Three hours? Ruby and I had wrapped up in less than thirty minutes.

Oh, how I dreaded that appointment! Last Friday I arrived at the studio, steeling myself to be made up and shot. (“Made up”—another telltale phrase, as in “imagined” or “invented.”)

Then a strange thing happened. Tammie’s stylist introduced herself as Rebecca, a lovely young woman of college age whom I’d known as a schoolgirl. I hadn’t seen her in years. She briefly lowered one side of her mask, showing her face. I still didn’t recognize her. The child had vanished.

Rebecca told me she was attending the local university, studying leadership and nonprofit organizations. “Cool,” I said. “What prompted your interest in that?”

Tears welled in her eyes. “I’m going to cry, telling you this,” she said, a catch in her voice. “It all started when you talked to my youth group about how you gave up your home to live awhile on the streets.”

Her words stunned me. I remembered that talk, so long ago.

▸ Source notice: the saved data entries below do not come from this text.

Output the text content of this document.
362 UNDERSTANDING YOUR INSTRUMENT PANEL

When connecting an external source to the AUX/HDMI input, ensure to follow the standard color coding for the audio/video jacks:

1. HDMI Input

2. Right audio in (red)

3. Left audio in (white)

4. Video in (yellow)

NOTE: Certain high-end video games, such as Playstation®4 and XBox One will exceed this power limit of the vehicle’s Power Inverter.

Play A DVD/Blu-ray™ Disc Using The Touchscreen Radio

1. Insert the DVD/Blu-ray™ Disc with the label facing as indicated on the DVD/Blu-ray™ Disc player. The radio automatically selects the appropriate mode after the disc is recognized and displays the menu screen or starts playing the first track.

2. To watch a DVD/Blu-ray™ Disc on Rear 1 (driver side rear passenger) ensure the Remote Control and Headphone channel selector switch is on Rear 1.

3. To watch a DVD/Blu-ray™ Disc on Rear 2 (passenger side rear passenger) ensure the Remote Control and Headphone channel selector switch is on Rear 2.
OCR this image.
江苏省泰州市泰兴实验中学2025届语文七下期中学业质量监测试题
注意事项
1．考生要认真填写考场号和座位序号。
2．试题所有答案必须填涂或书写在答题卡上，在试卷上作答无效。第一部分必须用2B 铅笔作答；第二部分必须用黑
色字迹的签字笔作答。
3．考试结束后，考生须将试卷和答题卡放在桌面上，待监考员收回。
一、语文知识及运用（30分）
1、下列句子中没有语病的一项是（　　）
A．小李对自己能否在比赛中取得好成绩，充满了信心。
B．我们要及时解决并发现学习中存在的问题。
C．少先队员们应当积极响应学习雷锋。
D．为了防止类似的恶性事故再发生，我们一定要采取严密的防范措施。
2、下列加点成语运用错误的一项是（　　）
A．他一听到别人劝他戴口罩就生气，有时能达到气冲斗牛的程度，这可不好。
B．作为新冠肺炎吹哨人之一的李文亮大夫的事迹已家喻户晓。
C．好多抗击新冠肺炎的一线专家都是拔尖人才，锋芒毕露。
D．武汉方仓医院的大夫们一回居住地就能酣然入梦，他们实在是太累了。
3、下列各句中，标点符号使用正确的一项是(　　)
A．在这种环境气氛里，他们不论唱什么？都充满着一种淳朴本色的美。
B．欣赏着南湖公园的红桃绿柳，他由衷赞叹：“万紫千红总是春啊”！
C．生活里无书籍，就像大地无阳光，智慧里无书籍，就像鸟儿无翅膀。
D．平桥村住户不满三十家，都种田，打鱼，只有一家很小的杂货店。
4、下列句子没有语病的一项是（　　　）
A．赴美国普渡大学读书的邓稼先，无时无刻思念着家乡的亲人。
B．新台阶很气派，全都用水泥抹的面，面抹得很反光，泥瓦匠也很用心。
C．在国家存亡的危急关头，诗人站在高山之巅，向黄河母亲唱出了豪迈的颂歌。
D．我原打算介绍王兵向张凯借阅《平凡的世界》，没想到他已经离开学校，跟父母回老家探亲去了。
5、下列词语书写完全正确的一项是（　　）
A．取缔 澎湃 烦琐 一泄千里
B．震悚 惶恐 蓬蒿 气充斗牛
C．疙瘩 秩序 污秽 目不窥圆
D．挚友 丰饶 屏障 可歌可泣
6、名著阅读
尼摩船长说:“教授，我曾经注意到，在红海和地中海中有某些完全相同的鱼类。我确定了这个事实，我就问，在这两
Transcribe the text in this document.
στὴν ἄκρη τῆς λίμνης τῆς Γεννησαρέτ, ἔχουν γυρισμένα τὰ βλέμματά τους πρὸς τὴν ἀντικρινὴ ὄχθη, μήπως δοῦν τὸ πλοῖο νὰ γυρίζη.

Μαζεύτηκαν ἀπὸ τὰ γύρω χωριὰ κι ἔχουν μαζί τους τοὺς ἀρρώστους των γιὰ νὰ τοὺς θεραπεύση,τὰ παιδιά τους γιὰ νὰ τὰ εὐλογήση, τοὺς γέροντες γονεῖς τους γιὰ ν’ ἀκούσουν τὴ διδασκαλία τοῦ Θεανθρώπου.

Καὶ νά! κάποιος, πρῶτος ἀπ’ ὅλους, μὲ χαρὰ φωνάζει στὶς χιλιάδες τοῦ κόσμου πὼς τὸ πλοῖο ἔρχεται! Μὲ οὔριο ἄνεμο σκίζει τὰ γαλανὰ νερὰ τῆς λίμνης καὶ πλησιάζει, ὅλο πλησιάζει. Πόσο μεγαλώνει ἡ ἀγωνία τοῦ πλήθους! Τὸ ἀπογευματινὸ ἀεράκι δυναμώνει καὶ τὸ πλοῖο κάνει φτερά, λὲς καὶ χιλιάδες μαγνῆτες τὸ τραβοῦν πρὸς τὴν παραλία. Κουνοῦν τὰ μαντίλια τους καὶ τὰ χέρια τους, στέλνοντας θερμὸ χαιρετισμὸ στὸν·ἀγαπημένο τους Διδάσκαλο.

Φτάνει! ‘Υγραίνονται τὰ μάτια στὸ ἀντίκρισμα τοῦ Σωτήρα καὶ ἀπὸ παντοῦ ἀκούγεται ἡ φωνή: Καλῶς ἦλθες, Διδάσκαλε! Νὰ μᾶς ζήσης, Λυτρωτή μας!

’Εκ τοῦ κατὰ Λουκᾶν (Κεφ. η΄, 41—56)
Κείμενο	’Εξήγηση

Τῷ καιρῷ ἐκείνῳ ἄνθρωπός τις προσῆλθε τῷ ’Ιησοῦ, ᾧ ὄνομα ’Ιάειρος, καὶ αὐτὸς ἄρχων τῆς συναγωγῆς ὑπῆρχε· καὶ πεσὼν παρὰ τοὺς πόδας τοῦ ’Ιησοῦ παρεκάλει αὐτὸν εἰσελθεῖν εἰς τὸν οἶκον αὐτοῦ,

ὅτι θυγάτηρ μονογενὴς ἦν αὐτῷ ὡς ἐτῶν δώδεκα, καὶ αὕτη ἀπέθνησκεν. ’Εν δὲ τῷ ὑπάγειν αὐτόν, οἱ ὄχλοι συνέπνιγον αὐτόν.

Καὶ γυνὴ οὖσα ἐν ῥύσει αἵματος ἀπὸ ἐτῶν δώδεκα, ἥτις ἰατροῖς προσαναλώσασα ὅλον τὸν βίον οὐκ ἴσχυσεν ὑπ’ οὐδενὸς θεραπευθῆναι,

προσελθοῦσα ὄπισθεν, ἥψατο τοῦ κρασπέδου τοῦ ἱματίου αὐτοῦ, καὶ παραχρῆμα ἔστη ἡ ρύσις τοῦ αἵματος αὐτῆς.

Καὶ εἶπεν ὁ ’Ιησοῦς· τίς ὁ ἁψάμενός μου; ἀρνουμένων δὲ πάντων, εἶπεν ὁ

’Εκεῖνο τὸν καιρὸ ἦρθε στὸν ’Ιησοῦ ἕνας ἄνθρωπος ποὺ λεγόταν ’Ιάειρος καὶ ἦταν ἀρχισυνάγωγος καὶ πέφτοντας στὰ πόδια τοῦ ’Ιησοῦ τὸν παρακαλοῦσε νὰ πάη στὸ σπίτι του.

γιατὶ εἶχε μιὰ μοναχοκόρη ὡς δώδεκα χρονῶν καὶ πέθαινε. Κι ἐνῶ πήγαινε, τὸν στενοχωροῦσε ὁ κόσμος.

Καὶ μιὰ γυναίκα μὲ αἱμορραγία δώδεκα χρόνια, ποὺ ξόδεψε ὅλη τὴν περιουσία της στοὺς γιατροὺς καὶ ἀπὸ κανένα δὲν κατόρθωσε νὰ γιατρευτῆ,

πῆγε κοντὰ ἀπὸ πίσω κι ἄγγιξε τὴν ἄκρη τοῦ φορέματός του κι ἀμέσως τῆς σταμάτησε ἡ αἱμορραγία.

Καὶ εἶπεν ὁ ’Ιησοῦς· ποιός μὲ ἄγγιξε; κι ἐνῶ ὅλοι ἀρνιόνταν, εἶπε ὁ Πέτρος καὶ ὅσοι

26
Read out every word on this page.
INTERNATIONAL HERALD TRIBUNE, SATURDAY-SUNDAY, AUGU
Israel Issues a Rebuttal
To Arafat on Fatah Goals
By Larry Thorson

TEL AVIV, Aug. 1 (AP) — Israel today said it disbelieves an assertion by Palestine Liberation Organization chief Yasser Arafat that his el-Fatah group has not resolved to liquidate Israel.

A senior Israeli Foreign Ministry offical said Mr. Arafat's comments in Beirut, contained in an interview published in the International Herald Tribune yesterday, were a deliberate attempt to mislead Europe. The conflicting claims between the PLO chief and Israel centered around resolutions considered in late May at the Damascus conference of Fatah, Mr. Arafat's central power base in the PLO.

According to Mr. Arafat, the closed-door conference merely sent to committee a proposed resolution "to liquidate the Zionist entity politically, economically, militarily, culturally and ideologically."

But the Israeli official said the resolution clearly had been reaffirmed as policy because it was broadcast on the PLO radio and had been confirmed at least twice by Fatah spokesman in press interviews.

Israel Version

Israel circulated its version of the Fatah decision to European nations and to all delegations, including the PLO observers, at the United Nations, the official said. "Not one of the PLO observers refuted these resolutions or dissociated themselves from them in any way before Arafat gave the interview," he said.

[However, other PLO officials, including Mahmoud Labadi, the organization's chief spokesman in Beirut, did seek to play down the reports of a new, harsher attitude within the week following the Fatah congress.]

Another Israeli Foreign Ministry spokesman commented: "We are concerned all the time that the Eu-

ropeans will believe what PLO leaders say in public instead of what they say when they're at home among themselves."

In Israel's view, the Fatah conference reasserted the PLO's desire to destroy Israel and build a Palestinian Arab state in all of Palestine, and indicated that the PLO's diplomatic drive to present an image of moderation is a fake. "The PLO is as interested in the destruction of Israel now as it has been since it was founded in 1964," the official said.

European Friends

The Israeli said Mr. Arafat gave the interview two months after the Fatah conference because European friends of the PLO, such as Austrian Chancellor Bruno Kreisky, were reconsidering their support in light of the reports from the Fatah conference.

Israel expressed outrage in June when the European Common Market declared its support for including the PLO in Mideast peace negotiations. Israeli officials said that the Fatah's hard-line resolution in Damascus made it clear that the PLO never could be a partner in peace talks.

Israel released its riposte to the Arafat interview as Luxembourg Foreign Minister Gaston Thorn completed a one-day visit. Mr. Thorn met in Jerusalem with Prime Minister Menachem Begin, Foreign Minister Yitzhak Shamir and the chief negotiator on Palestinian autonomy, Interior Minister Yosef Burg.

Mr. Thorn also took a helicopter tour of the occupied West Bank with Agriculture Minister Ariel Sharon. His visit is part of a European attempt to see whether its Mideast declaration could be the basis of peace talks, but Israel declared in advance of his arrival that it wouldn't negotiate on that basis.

How nervous I’d been, huddling with that flock of kids, struggling to help them imagine “homelessness,” for which they had no frame of reference….

“When I finished,” I told Rebecca, “I thought that I’d failed you all. What a gift you’ve given me now! Thank you so much for telling me.”

Tammie, listening nearby, reached for a tissue. “This is making me cry, too,” she said.

That’s when something inside me clicked like a camera shutter. This portrait session, I realized, wasn’t about publicity photos. It wasn’t about marketing my books. It wasn’t about me at all. It was about you, and everyone else I might ever meet, whether face to face like Rebecca or through the ripples of my work.

The photographs that Tammie was about to take could be another way of saying, “I care about you.” Of saying, “I invite you to share this journey with me.” Of saying, “Let’s talk. Let’s listen to each other. Let’s change the world together.” The images could express all this, and more. If I let them.

But I had to get out of the way. I had to wipe the slate clean of all that nonsense about how prying the camera was. I had to erase all that negative self-talk about how I wasn’t worthy enough to sit for a portrait. Could I empty myself of all that bunk and just be present, as I had been with Rebecca and her group, so many years before? Could I trust Tammie to bring forward from me a glimmer of light that someone else might need to see?

We began the shoot. I tuned into Tammie and her camera. I sensed my spirit pouring toward her lens, then through it, toward the unknown. Not on every shot—I wasn’t so capable as that. But whenever I wasn’t quite “there,” Tammie noticed and summoned me further in. Our three hours together became a sustained lesson in mindfulness, the boundary between self and not-self dropping away, rising up, dropping away again.

Two days later, I received an email message from Diane S., a Staying Power subscriber who lives in Texas. “Eye smiles,” she said, answering my question about what she wanted to carry forward from the pandemic. “Never look anything but real.”

Never look anything but real. That’s a pretty good motto for a photo shoot, don’t you think? And it’s a pretty good motto for life.

Phyllis Cole-Dai

Phyllis Cole-Dai has authored or edited eleven books in multiple genres, including historical fiction, spiritual nonfiction and poetry. She lives in Brookings, South Dakota, USA.